FORT PIERCE -- Thousands of officers from around the state, as well as members of the public, paid their respects to Sgt. Gary Morales Monday.
More than 3,000 vehicles are in the funeral procession.
Family, friends and fellow law enforcement officers remembered a loving man who wanted to help his community in a 90-minute service.
Everyone at the funeral, being held at Westside Baptist Church in Fort Pierce, stood as the family entered the church.
Port St. Lucie police Lt. Ronald Caudell, who was shot in the leg the same morning that Morales was killed during a traffic stop, walked into the church on crutches.
The funeral for Morales will be the biggest ceremony held at Westside Baptist Church, said the church's pastor Dale Ingersoll.
People lined outside Westside Baptist Church in Fort Pierce to see the body of Sgt. Gary Morales during his funeral.
He laid in an open casket, dressed in his St. Lucie County Sheriff's Office uniform. A slide show with pictures of him in service and of his youth was shown on screens.
About 700 people watched the funeral on a screen in an adjacent room almost filled to its capacity. Most people in there were law enforcement officers from St. Lucie to Miami Dade Counties.
Members of the Defenders, a national law enforcement motorcycle club, were also present . Some came from as far as Miami to the funeral to support Morales' family.
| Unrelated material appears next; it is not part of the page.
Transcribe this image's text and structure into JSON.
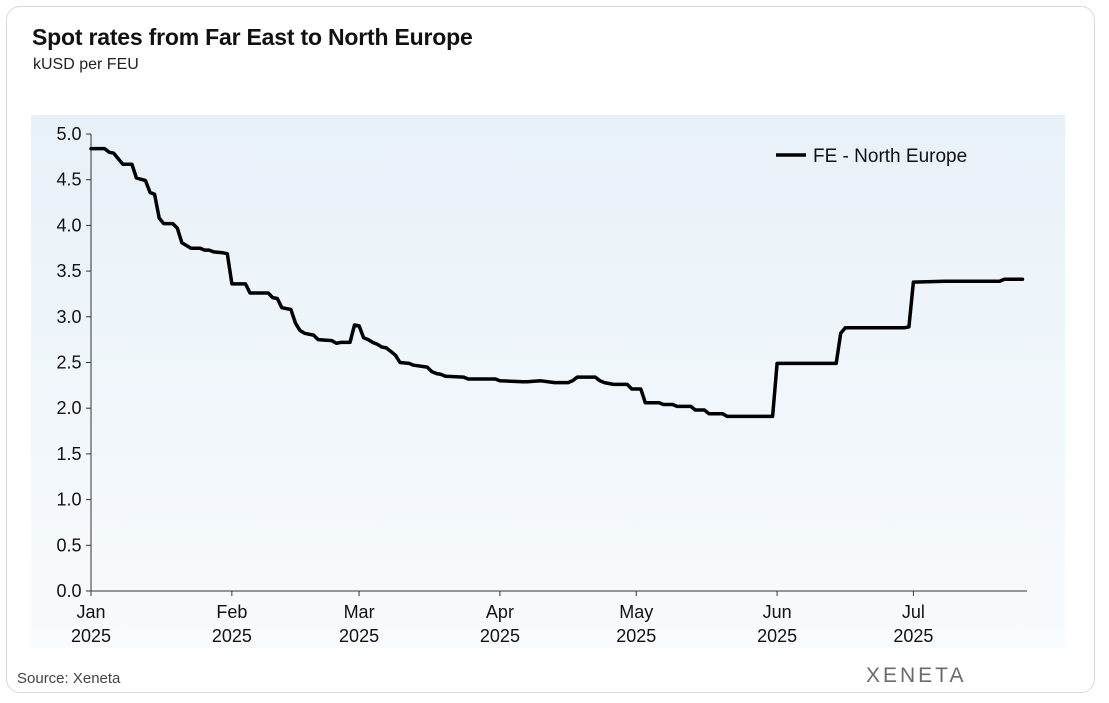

"I'm not shocked (by Morales' death). As unfortunate as it is, you can't be shocked," said Member Jay Ratchet, a law enforcement officer from Broward County.
During the funeral service, St. Lucie Sheriff Ken Mascara spoke directly to Morales' daughters and said,"He's going to be watching over you every day."
"Gary certainly lived for his job... He's our guardian angel now." said Lt. Kevin Dietrich.
About 50 members of law enforcement and fire agencies gathered to play pipes and drums to honor Sgt. Gary Morales.
It's something family "will remember and cherish forever and that's what it's all about," Cpl. Kelly Dobson on pipe/drum salute.
In anticipation of the procession, people were already waiting at Okeechobee Road at 12:30 p.m. Monday to express support of law enforcement and Morales. "God Bless the USA" by Lee Greenwood was playing from an SUV's speakers.
Many patrol cars from the Palm Beach County Sheriff's Office have already arrived at Forest Hills in Palm City.
Cpl. Kelly Dobson joined about 50 other law enforcement officers and firefighters from throughout the state to pay musical tribute to a fallen comrade Monday.
"We need to give these people the best send off we can," said the Brevard County Sheriff officer near the gravesite of St. Lucie County Sheriff's Office Sgt. Gary Morales.
As members of the Florida Police Fire Pipe and Drums practiced about 1 p.m. several helicopters flew overhead at the Forest Hills Memorial Park where Morales was to be put to rest.
"It's something they will remember and cherish forever and that's what it's all about," said Dobson of the importance of the tribute to Morales' family.
Members of the Palm Beach County Sheriff's Office Honor Guard were also on hand preparing for a 21-gun salute to Morales.
"This sergeant died to protect the community and that is not something that should be taken lightly," said Dobson
The parking lot at the church started filling up early Monday morning, hours before the viewing and funeral services for St. Lucie County deputy Morales.
Two St. Lucie County Fire District ladder trucks hoisted a huge American flag at the parking lot entrance as law enforcement officers checked their best dress uniforms.
Morales, whose brother also works at the sheriff's office, was shot to death last week during a routine traffic stop in Fort Pierce.
Patrol vehicles from law enforcement agencies including sheriff's offices in St. Lucie, Indian River, Palm Beach and Broward counties along with police departments including those in Fort Pierce, Port St. Lucie, Winter Springs, Sebastian and the Village of Tequesta were in the parking lot of the church on Jenkins Road.
“We're here to honor an officer's passing, away and it's just a camaraderie we have in the state of Florida, nationwide,” said Officer Frank Hernandez of the Key Biscayne police. “Every time an officer passes away we make sure to honor his death.”
Robert Perez, who said he's known the Morales family since they lived in Long Island, New York, said he arrived about 7:15 a.m. He said his vehicle was the second in the parking lot.
Perez said he began working in law enforcement in 1986 for the Department of Defense and was injured four years ago in a “drug bust gone bad.” He said a getaway car struck him.
Perez, 54, said he was in a coma for 45 days. He was walking with a cane Monday.
“That's part of the duty that we accept to protect our community,” he said. “So it is part of what we understand.”